Immunity included the attack code in an update to its commercial penetration-testing tool, Canvas 6.47, released on Tuesday last week. The attack code is in a module of the tool called Cloudburst.
Cloudburst uses a vulnerability in the virtual-machine display functions of VMware Workstation that can be exploited by a specially crafted video file. The malicious file, when executed within a virtual machine, could allow an intruder to take over the host operating system, according to security researchers.
The bug itself affects VMware Workstation 6.5.1 and earlier, or the associated Player versions. The software can be running on any host system, including Linux, according to VMware.
However, the Cloudburst exploit currently has certain limitations: it will only succeed on Workstation 6.5.0 or 6.5.1 or the associated Player versions. In addition, the guest and host must be Windows-based, among other requirements, Immunity said in its release notes.
The bug, which has been assigned the Common Vulnerabilities and Exploits (CVE) reference CVE-2009-1244, was disclosed in January, and VMware issued a patch in April. However, system administrators do not always keep their systems up to date with patches, Immunity said.
The bug is dangerous partly because it works with default VMware settings, according to security researchers.

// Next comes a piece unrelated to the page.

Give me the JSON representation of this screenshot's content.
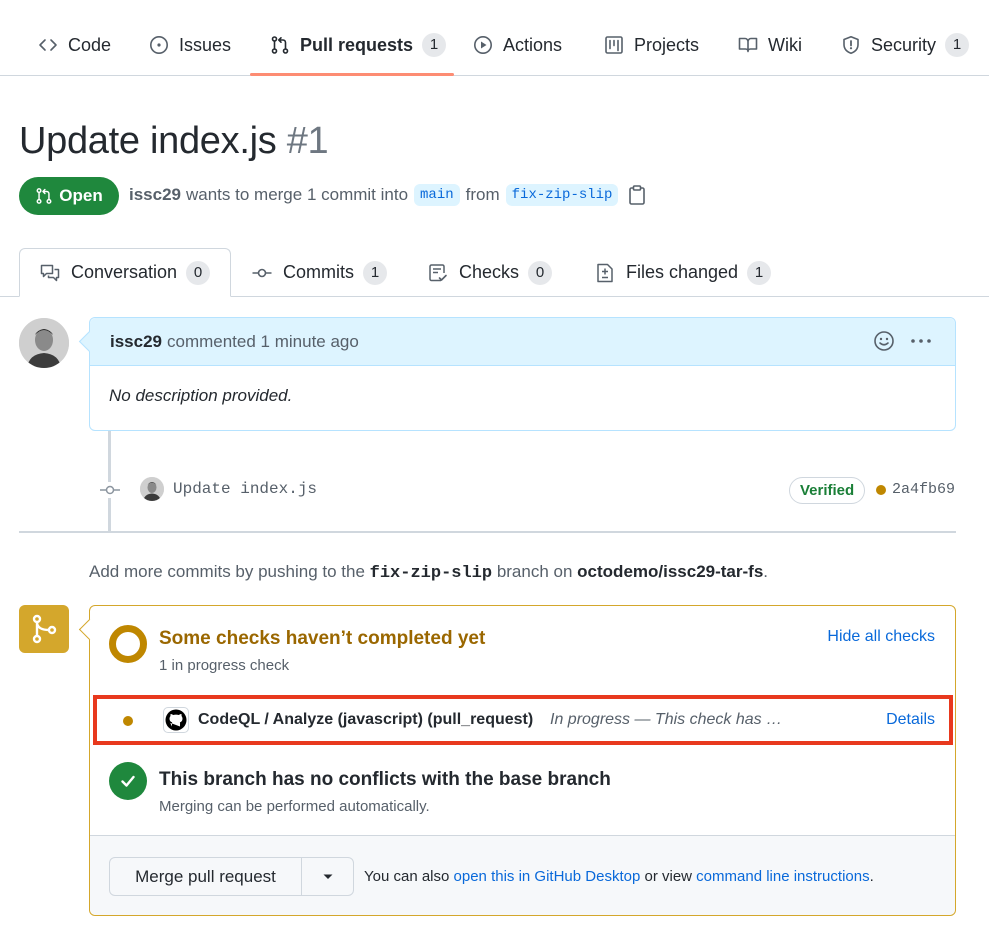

Secunia, a third-party security firm, gave the flaw a "highly critical" rating.
The flaw was discovered by Immunity researcher Kostya Kortchinsky, and Immunity published a video demonstrating its attack in April.
"The exploit is amazing," Immunity chief executive Dave Aitel said in a newslist post announcing the exploit video.
Two similar vulnerabilities came to light in 2007: a memory corruption vulnerability (CVE-2007-4496) and a bug in the Shared Folders implementation (CVE-2007-1744) that could allow a guest operating system to read or write files on the host system.
However, the first bug was not necessarily exploitable, while the second required a non-default configuration to be exploitable, security researchers said.